Eli had accepted that. Until he found the pictures.
He had taken the box of photos back with him, and now and again took them out as if trying to discover who these people were, these people who had given him life and had taken care of him those first few years.
Unconsciously he rubbed the scar on the back of his hand, a mute reminder of the accident.
He thought of Gracie Noble. She was young enough that she would not have any memories of her mother. As far as he was aware, the Nobles had encouraged contact with Gracie’s mother, but the woman had left town as soon as she had put Gracie up for adoption.
Eli had been Gracie’s doctor since she was born and it was really amazing that the child was as healthy as she was. Of course, she’d spent most of the first year of her life in and out of the hospital—whenever her mother seemed to think she needed a break from the demands of taking care of a handicapped child, which was every weekend and often during the week, as well. Eli had been the one to contact Pilar Estes, a social worker with Tiny Blessings—and a friend of Rachel’s, he’d later discovered—with his concerns. Thanks to his intervention, Gracie had found a stable and loving home with the Nobles.

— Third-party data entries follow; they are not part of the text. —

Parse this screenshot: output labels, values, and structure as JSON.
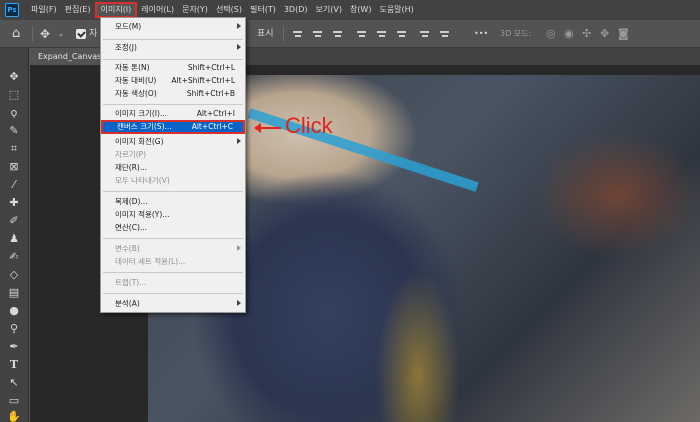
{
  "app": {
    "logo": "Ps"
  },
  "menubar": {
    "items": [
      {
        "label": "파일(F)"
      },
      {
        "label": "편집(E)"
      },
      {
        "label": "이미지(I)"
      },
      {
        "label": "레이어(L)"
      },
      {
        "label": "문자(Y)"
      },
      {
        "label": "선택(S)"
      },
      {
        "label": "필터(T)"
      },
      {
        "label": "3D(D)"
      },
      {
        "label": "보기(V)"
      },
      {
        "label": "창(W)"
      },
      {
        "label": "도움말(H)"
      }
    ],
    "active_index": 2
  },
  "options_bar": {
    "auto_select_label": "자",
    "transform_label": "표시",
    "mode_3d_label": "3D 모드:",
    "more_label": "•••"
  },
  "document": {
    "tab_title": "Expand_Canvas.jp"
  },
  "image_menu": {
    "mode": "모드(M)",
    "adjustments": "조정(J)",
    "auto_tone": {
      "label": "자동 톤(N)",
      "shortcut": "Shift+Ctrl+L"
    },
    "auto_contrast": {
      "label": "자동 대비(U)",
      "shortcut": "Alt+Shift+Ctrl+L"
    },
    "auto_color": {
      "label": "자동 색상(O)",
      "shortcut": "Shift+Ctrl+B"
    },
    "image_size": {
      "label": "이미지 크기(I)...",
      "shortcut": "Alt+Ctrl+I"
    },
    "canvas_size": {
      "label": "캔버스 크기(S)...",
      "shortcut": "Alt+Ctrl+C"
    },
    "image_rotation": "이미지 회전(G)",
    "crop": "자르기(P)",
    "trim": "재단(R)...",
    "reveal_all": "모두 나타내기(V)",
    "duplicate": "복제(D)...",
    "apply_image": "이미지 적용(Y)...",
    "calculations": "연산(C)...",
    "variables": "변수(B)",
    "apply_data_set": "데이터 세트 적용(L)...",
    "trap": "트랩(T)...",
    "analysis": "분석(A)"
  },
  "annotation": {
    "text": "Click",
    "color": "#e2231a"
  },
  "colors": {
    "highlight": "#0a64c8",
    "annotation_box": "#d9302c"
  }
}
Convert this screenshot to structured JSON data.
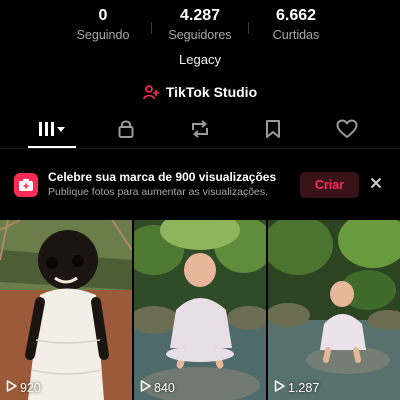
{
  "stats": [
    {
      "value": "0",
      "label": "Seguindo"
    },
    {
      "value": "4.287",
      "label": "Seguidores"
    },
    {
      "value": "6.662",
      "label": "Curtidas"
    }
  ],
  "bio": "Legacy",
  "studio": {
    "label": "TikTok Studio",
    "icon": "person-plus-icon",
    "accent": "#fe2c55"
  },
  "tabs": [
    {
      "icon": "grid-icon",
      "active": true
    },
    {
      "icon": "lock-icon"
    },
    {
      "icon": "repost-icon"
    },
    {
      "icon": "bookmark-icon"
    },
    {
      "icon": "heart-icon"
    }
  ],
  "banner": {
    "title": "Celebre sua marca de 900 visualizações",
    "subtitle": "Publique fotos para aumentar as visualizações.",
    "button": "Criar",
    "close_icon": "close-icon"
  },
  "videos": [
    {
      "views": "920"
    },
    {
      "views": "840"
    },
    {
      "views": "1.287"
    }
  ]
}
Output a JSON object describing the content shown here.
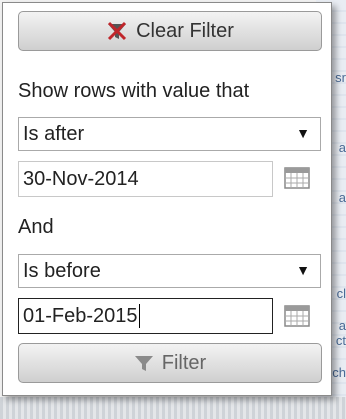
{
  "clear_filter": {
    "label": "Clear Filter"
  },
  "show_rows_label": "Show rows with value that",
  "condition1": {
    "selected": "Is after",
    "arrow": "▼"
  },
  "date1": {
    "value": "30-Nov-2014"
  },
  "join_label": "And",
  "condition2": {
    "selected": "Is before",
    "arrow": "▼"
  },
  "date2": {
    "value": "01-Feb-2015"
  },
  "filter_button": {
    "label": "Filter"
  },
  "background_fragments": [
    "sr",
    "a",
    "a",
    "cl",
    "a",
    "ct",
    "ch"
  ],
  "colors": {
    "clear_icon": "#c0262b",
    "accent_bg": "#dfe5ee"
  }
}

As Eli pushed himself up from the sofa, he thought of Rachel and wondered again if she was the best person to be taking care of Gracie. She had the same attitude Gracie’s mother had had toward the child’s handicaps. Though Rachel had tried to hide behind a cool facade, he had noticed the fear in her face when she first entered the hospital room.
He would have to see how she managed. If he had any doubts at all about Gracie’s care, he would get her put into a better place.

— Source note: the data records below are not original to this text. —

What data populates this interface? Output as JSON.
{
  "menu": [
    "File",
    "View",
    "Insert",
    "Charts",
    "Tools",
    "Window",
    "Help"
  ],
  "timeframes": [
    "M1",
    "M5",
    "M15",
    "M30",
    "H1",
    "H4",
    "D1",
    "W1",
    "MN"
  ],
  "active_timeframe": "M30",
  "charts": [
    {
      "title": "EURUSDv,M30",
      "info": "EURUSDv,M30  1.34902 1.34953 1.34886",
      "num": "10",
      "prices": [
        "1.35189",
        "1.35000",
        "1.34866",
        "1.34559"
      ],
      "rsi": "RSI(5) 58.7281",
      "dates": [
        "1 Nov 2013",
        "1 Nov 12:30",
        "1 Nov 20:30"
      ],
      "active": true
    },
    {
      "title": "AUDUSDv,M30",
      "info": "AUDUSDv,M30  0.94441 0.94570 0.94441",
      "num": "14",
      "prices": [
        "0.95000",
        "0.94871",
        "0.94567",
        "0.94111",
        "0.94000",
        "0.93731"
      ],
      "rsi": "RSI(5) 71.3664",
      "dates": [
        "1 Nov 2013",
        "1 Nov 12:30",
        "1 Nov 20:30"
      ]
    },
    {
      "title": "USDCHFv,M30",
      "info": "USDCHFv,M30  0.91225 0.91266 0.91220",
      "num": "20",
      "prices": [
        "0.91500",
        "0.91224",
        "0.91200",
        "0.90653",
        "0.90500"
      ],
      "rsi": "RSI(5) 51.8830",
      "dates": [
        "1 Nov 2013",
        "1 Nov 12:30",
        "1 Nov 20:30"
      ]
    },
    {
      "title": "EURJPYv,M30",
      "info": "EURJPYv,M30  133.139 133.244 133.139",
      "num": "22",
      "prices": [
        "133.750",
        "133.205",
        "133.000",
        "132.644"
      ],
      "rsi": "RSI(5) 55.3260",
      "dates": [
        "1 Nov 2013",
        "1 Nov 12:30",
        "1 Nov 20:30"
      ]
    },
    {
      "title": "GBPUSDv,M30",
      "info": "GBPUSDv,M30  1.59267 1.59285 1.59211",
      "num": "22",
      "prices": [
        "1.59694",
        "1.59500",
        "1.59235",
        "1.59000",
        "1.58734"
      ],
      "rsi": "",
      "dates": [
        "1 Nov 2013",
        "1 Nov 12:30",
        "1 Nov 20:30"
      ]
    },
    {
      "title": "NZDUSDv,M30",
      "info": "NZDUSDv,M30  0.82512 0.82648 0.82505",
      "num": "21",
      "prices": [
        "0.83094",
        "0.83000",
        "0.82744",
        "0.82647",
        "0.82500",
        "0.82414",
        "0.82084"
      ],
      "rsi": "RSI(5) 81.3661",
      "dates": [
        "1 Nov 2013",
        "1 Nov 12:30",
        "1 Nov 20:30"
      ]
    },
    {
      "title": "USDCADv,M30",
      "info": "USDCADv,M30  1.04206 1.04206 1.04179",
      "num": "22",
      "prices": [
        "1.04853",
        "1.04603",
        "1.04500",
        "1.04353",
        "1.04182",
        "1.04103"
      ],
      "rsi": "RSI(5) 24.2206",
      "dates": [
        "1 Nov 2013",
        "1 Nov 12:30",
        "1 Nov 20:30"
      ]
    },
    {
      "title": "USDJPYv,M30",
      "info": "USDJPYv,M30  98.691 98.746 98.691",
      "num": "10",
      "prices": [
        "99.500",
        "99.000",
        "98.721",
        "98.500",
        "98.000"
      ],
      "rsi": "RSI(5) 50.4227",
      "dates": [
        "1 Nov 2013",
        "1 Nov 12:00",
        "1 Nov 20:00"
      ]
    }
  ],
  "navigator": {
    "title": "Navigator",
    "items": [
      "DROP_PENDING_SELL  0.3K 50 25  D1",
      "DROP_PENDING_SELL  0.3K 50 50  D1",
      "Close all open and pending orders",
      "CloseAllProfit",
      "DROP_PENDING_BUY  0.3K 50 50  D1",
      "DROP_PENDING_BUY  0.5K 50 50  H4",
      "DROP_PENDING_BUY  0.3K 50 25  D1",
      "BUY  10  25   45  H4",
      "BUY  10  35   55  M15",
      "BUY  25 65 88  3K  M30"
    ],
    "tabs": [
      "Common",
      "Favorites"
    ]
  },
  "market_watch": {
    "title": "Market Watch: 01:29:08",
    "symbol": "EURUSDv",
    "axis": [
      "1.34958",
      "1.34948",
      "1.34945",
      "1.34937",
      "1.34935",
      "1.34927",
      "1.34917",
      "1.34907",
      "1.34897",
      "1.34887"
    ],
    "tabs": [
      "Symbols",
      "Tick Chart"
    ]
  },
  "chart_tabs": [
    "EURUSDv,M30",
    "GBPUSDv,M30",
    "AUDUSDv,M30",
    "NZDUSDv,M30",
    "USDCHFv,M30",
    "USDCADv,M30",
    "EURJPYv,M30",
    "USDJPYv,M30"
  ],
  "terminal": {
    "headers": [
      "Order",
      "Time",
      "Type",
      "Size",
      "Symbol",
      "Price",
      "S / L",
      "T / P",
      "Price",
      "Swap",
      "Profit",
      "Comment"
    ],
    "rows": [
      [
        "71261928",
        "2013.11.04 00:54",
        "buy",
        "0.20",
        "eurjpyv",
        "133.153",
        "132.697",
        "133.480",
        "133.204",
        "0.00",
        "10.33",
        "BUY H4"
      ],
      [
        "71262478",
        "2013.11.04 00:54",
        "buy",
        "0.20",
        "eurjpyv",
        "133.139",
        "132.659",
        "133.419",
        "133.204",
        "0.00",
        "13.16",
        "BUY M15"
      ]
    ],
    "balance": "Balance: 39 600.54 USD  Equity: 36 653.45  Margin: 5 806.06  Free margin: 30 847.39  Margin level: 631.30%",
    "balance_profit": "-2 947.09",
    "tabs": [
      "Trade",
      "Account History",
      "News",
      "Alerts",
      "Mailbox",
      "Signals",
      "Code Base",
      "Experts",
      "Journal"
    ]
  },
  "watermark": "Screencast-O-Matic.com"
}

“Reuben, I want you to leave Mrs. Binet to me,” Rachel said, accelerating through a yellow light as she spoke on her hands-free cell phone. “If we push too hard, she could easily end up throwing it to some questionable organization. I’m going to be seeing her tonight and I want to advise her to wait.” Provided Pilar could still baby-sit Gracie.
“We just need to find the right combination for her and I think I found one,” said Reuben.
“Which one?” This was news to her. Last time she and Reuben had spoken to the woman, LaReese was still undecided.
“It’s a new one that I’m investigating.” He gave her the name, and Rachel frowned in puzzlement.
“Never heard of them.”
“It is like a Make-A-Wish foundation and the focus is children of prisoners.”
Rachel glanced at the clock on the dashboard of her car and stifled panic. She was already fifteen minutes late and the day care where she had brought Gracie this morning was another ten minutes away.
She slowed down, stuck behind a bus that was trying to make a left turn across two lanes of traffic. She glanced behind her and saw two lanes of traffic bumper to bumper behind her. This was not looking good. Today was the second day in a row she was going to be late.
“Doesn’t sound like a match to me, Reuben,” Rachel said, tapping her fingers restlessly on the steering wheel.
“From our last meeting I got the impression that Mrs. Binet is looking more closely at health issues, rather than social ones.”
“I think we could get her excited about this group. So far they seem on the up-and-up.”
“The ink must barely be dry on their license. Why don’t you give me what you’ve got? I’ll see about showing it to her tonight.”
“You don’t trust me?”
Rachel glanced past the bus and saw a hole in the on-coming traffic she could slip through.